Deciding whether to get a secured or unsecured loan is the most basic decision you can make when deciding to borrow money, and will effect every part of your borrowing experience. There are a number of factors to look at for each of these scenarios that can help you make this decision for your situation.
The first thing you need to understand is how lenders decide whether to approve applications and what interest rate they will offer you. Most know that they look at your credit report and your income, but what they are looking for is the level of risk you represent. They are looking at how likely it is that you are going to make your payments every month on time.

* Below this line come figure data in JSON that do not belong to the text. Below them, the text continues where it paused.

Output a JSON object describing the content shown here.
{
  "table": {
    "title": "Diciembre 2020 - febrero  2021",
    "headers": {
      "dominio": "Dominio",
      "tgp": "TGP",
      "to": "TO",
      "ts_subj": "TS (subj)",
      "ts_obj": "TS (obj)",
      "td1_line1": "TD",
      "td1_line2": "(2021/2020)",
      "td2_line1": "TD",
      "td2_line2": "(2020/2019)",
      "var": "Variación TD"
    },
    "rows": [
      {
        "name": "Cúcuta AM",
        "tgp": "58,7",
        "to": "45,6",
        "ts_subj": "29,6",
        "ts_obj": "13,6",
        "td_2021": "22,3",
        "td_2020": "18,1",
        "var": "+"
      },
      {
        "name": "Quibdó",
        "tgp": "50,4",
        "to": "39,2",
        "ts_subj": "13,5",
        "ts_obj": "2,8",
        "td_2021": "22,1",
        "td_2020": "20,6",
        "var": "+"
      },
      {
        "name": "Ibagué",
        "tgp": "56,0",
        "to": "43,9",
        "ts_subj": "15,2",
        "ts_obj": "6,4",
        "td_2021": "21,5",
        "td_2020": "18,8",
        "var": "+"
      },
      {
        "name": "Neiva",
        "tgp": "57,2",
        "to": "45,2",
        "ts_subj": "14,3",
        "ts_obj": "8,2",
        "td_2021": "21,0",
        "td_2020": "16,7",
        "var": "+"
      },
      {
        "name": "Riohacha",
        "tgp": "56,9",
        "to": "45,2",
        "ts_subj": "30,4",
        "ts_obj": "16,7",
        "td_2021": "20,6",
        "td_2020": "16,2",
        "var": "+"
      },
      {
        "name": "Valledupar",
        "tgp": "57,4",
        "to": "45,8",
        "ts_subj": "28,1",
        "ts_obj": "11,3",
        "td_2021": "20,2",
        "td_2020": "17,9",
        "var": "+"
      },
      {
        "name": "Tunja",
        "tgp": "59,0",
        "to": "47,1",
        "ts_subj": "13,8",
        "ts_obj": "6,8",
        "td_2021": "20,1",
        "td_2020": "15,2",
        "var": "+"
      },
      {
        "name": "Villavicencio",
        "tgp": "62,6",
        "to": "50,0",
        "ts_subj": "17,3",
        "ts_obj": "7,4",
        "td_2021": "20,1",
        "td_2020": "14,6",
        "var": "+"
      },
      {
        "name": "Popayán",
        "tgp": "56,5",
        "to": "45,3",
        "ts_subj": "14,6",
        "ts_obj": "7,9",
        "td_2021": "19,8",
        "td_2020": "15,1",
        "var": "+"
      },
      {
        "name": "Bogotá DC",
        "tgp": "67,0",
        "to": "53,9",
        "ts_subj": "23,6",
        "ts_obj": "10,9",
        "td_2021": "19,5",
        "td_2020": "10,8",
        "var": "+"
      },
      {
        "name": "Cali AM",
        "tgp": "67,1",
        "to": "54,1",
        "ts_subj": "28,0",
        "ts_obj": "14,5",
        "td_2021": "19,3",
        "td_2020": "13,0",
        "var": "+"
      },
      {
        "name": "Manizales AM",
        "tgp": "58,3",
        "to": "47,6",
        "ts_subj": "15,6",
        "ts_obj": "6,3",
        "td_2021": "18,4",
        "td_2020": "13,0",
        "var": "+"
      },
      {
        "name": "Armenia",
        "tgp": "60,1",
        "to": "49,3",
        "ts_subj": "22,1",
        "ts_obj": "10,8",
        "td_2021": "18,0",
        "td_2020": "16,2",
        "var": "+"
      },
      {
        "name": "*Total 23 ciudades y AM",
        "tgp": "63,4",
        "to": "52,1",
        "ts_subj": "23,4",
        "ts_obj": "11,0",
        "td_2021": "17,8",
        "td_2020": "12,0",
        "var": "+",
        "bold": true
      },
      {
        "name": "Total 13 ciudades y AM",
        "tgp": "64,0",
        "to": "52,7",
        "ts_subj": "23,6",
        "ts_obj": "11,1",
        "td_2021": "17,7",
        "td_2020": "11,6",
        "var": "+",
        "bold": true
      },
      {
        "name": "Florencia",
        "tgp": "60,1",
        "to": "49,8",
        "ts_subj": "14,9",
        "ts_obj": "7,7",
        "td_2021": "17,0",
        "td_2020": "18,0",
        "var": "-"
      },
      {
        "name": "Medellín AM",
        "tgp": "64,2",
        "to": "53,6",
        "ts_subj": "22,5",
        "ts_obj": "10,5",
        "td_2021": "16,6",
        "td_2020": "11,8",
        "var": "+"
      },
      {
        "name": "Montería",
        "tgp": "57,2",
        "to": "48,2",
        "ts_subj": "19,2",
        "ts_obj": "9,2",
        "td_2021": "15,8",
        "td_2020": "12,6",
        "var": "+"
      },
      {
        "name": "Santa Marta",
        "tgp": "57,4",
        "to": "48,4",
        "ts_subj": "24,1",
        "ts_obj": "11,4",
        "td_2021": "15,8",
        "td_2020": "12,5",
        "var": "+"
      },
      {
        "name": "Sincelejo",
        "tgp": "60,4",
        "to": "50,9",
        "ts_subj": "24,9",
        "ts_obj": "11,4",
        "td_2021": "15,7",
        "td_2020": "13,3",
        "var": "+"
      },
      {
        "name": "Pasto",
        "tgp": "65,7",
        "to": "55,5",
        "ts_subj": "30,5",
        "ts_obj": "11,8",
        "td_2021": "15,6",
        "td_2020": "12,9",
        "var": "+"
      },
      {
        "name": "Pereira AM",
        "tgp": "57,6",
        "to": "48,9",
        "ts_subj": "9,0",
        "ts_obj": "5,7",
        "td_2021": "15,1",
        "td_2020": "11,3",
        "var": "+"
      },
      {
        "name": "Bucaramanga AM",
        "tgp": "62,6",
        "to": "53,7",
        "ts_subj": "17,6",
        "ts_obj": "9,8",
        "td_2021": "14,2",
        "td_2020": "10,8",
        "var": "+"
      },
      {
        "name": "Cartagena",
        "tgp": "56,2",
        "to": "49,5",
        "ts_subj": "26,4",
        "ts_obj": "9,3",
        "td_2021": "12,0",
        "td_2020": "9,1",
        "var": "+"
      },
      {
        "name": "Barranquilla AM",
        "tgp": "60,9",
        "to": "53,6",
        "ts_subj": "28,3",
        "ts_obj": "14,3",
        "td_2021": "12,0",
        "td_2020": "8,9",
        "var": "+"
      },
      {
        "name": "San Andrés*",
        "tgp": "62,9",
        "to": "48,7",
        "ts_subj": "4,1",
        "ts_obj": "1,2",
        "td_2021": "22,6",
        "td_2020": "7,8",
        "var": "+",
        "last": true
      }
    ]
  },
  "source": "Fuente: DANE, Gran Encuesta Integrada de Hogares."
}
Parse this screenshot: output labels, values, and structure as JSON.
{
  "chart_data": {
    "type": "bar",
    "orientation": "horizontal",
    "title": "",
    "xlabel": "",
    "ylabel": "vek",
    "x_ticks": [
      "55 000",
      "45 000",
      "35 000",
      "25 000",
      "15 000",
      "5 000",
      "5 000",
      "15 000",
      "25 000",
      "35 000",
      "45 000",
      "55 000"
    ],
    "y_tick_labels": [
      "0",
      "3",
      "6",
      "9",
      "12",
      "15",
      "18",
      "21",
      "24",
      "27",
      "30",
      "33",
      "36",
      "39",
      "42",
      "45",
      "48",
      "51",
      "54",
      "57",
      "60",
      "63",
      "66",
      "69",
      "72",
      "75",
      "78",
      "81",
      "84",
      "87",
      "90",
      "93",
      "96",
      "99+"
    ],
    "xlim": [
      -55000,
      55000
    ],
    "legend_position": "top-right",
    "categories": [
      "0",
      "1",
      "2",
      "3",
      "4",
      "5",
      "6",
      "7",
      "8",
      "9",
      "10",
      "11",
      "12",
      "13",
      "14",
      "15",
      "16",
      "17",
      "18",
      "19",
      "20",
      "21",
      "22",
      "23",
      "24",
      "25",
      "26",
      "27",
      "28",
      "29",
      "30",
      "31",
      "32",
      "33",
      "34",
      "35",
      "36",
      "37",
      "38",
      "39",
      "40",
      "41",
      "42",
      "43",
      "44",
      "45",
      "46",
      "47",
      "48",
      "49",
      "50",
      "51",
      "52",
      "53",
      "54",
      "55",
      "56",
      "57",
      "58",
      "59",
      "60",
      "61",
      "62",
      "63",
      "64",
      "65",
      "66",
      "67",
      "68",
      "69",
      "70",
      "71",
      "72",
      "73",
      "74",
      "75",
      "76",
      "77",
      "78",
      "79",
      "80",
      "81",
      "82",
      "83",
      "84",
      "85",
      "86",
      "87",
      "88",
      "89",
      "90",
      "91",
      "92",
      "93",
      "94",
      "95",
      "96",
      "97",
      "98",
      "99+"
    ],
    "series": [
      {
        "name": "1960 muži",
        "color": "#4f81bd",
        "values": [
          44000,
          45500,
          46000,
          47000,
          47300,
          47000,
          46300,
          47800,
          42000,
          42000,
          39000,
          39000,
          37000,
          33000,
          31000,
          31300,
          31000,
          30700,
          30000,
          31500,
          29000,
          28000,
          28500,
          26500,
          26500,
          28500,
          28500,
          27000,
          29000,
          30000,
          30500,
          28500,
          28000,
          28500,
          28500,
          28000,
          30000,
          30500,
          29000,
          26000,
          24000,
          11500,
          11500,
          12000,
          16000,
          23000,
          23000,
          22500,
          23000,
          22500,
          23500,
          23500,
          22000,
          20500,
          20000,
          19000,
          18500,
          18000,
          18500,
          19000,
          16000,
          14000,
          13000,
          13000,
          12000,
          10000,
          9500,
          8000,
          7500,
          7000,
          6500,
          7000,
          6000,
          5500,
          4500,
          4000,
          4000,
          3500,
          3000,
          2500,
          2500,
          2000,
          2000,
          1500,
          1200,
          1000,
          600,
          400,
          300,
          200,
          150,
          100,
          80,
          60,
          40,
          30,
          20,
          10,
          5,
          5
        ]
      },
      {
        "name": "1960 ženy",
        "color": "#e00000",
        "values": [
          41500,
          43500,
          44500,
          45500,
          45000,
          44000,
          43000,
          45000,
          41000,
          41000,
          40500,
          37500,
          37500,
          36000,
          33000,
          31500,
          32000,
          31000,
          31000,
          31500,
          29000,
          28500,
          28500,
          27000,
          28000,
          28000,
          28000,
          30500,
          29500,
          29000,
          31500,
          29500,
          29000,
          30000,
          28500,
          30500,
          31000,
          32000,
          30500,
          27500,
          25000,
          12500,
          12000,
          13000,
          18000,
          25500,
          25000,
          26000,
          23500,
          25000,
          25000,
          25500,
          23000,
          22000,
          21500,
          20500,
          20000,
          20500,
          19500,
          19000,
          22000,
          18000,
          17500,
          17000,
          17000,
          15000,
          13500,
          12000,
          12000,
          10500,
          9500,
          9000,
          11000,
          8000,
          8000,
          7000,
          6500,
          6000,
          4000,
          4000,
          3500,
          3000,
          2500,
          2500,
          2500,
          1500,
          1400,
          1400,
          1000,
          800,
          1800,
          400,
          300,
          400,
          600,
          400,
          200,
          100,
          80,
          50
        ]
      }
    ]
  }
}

With that in mind, the basic difference between a secured or unsecured loan is collateral. If you have some collateral to offer, such as real estate, a vehicle, jewelry, or other high priced collectible, then the lender has some way to collect his money regardless. This means you will be offered lower interest rates and lenders will be more flexible if you have a low credit score or need a longer repayment schedule.
It is important to note that banks will generally only accept real estate as collateral, for other forms you’ll need to try other lenders, there are many of them online. Also, because your collateral will have to be appraised, the application process will probably take a little longer.
If you don’t have collateral you’ll be offered a slightly higher interest rate and your credit history becomes a lot more important. Your application will be mostly judged upon your credit score and if your scores are low you might not be approved and if you are you will be offered much higher interest rates.
It breaks down to this- with collateral you can get lower interest rates and more flexibility from your lender with a secured loan, or an unsecured loan without collateral will get you faster approval, but with high interest rates.